In 1992 the RIDEM temporarily closed Greenwich Bay to shellfishing due to high levels of fecal coliform. Realizing the importance of environmental protection and the benefits associated with the use and enjoyment of this coastal resource, including shellfishing, the City drafted a “Greenwich Bay Reclamation Plan.” Portions of this plan identified critical sewering needs of the city in order to address environmental issues in Greenwich Bay.

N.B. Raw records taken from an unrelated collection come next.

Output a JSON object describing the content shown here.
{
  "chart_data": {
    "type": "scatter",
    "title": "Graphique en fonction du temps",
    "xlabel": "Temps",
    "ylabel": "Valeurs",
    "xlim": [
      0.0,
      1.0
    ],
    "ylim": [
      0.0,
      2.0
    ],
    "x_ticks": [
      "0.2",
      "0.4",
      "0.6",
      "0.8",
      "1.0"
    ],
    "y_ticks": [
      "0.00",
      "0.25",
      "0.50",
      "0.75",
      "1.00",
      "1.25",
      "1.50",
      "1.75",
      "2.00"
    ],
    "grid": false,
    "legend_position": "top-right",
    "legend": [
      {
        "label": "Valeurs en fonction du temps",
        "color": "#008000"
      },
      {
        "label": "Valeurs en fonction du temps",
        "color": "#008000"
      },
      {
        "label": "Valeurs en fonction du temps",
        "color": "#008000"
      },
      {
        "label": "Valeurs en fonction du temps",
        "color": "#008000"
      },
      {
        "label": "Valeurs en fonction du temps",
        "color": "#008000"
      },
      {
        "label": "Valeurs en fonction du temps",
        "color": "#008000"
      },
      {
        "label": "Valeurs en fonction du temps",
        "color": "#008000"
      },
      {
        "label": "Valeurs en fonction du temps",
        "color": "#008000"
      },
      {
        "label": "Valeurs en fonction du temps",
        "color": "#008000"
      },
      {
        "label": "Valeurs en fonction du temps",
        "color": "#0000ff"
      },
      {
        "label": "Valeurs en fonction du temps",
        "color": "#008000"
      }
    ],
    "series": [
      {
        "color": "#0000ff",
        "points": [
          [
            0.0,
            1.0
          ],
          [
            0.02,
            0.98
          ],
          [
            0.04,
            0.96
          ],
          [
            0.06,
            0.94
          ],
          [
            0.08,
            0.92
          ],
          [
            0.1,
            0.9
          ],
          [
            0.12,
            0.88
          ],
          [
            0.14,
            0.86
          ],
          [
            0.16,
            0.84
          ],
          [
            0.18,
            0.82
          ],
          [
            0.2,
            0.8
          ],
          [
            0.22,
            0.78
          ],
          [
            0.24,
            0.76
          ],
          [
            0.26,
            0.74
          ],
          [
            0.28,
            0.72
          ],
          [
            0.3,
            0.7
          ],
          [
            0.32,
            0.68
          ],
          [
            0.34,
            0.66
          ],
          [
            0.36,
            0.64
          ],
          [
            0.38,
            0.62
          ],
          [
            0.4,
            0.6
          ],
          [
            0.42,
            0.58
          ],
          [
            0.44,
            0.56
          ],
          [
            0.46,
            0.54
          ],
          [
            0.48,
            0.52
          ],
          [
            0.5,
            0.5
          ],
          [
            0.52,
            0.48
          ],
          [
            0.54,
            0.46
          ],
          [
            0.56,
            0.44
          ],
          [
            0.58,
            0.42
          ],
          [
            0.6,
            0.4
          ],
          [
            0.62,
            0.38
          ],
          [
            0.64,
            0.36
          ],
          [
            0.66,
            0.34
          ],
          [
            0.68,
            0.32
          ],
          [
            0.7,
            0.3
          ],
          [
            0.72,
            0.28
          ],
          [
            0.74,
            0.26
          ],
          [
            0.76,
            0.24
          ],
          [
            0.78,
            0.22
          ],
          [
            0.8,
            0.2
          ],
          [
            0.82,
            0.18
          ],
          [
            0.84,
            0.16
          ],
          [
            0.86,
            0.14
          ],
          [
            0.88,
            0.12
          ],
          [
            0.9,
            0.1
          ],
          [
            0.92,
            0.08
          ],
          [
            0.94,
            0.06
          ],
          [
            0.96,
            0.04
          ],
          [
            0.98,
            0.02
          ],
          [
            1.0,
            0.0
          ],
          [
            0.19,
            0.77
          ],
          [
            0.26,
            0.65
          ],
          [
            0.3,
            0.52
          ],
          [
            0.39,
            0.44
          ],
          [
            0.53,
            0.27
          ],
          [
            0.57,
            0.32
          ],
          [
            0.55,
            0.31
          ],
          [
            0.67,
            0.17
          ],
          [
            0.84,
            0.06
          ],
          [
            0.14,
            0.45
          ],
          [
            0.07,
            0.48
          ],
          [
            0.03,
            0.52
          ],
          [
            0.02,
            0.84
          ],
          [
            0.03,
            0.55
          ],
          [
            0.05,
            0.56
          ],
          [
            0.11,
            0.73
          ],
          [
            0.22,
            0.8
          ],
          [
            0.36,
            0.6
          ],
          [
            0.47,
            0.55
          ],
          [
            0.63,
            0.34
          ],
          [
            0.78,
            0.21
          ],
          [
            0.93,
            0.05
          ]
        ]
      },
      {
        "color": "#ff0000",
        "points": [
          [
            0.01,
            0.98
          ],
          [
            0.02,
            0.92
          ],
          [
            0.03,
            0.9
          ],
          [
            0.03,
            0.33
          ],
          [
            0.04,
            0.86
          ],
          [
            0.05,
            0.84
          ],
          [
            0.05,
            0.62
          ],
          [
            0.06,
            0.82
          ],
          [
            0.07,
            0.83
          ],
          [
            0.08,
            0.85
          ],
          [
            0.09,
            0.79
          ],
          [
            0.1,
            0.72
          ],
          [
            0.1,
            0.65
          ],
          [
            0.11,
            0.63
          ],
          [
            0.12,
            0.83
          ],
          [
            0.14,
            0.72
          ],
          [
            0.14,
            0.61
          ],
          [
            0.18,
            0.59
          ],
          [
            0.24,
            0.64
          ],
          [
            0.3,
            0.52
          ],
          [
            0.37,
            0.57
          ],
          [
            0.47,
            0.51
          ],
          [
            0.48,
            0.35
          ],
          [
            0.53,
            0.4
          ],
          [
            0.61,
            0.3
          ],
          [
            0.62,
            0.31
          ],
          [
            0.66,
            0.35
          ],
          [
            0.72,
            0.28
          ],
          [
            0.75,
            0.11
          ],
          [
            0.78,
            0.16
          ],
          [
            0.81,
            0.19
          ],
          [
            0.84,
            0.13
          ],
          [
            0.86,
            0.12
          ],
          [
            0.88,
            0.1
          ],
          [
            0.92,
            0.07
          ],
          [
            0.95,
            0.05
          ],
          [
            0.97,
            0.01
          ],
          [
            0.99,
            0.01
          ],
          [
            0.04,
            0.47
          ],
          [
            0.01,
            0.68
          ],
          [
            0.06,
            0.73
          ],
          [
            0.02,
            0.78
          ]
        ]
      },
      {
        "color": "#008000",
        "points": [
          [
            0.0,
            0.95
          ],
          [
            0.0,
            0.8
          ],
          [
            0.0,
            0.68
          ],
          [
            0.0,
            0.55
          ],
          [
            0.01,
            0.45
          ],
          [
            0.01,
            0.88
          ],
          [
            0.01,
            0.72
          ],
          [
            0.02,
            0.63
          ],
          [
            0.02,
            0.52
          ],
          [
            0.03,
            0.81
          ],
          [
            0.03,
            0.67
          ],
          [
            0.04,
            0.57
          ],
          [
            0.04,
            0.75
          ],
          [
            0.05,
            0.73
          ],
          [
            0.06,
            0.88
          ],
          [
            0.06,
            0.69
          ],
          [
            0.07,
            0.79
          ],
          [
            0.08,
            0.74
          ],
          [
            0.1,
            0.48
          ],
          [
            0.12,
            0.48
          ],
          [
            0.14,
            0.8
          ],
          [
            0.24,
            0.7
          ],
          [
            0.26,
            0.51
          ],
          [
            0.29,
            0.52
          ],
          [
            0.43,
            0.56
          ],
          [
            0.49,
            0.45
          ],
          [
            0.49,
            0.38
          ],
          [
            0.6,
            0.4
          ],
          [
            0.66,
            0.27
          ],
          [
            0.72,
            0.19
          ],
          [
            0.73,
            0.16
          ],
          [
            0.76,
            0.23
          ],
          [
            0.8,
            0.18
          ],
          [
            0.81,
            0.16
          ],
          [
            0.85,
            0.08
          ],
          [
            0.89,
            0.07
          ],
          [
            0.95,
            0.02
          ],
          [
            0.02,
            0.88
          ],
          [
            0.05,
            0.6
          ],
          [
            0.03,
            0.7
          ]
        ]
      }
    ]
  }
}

After several smaller bond issues had been passed in previous years to support the sewer program and plans, in 1994, the City of Warwick voters approved the authorization of a $130 million general obligation bond to finance the mandated upgrades at the wastewater treatment facility and to expand the sewer system to virtually all areas of Warwick except those areas excluded by the Facilities Plan (the lower end of Warwick Neck, Cowesett and the non-contiguous portion of Warwick, Potowomut.)

In March, 2002, the Warwick Sewer Authority issued a notice to proceed to its contractor to begin construction on a $35 million dollar upgrade to its 40 year old wastewater treatment facility. Construction on this advanced wastewater treatment facility was completed in September, 2004—the first facility on the Pawtuxet River to complete its construction to meet the new mandate discharge limits for nitrogen and phosphorus.

On November 1, 2004, the new RIPDES permit limits became effective for the new wastewater treatment facility.

In 2004, the City of Warwick and the WSA continued their commitment to reduce water quality impacts on Greenwich and Narragansett Bays with the approval by the City Council of and ordinance authorizing the WSA to issue up to $50 million in revenue bonds to continue its capital plan. The WSA similarly approved a resolution supporting this revenue bond issuance as well. In 2005, Senator Jack Reed procured a $250,000 grant for the City of Warwick to perform a feasibility study on the sewering of Potowomut. This study is presently under way.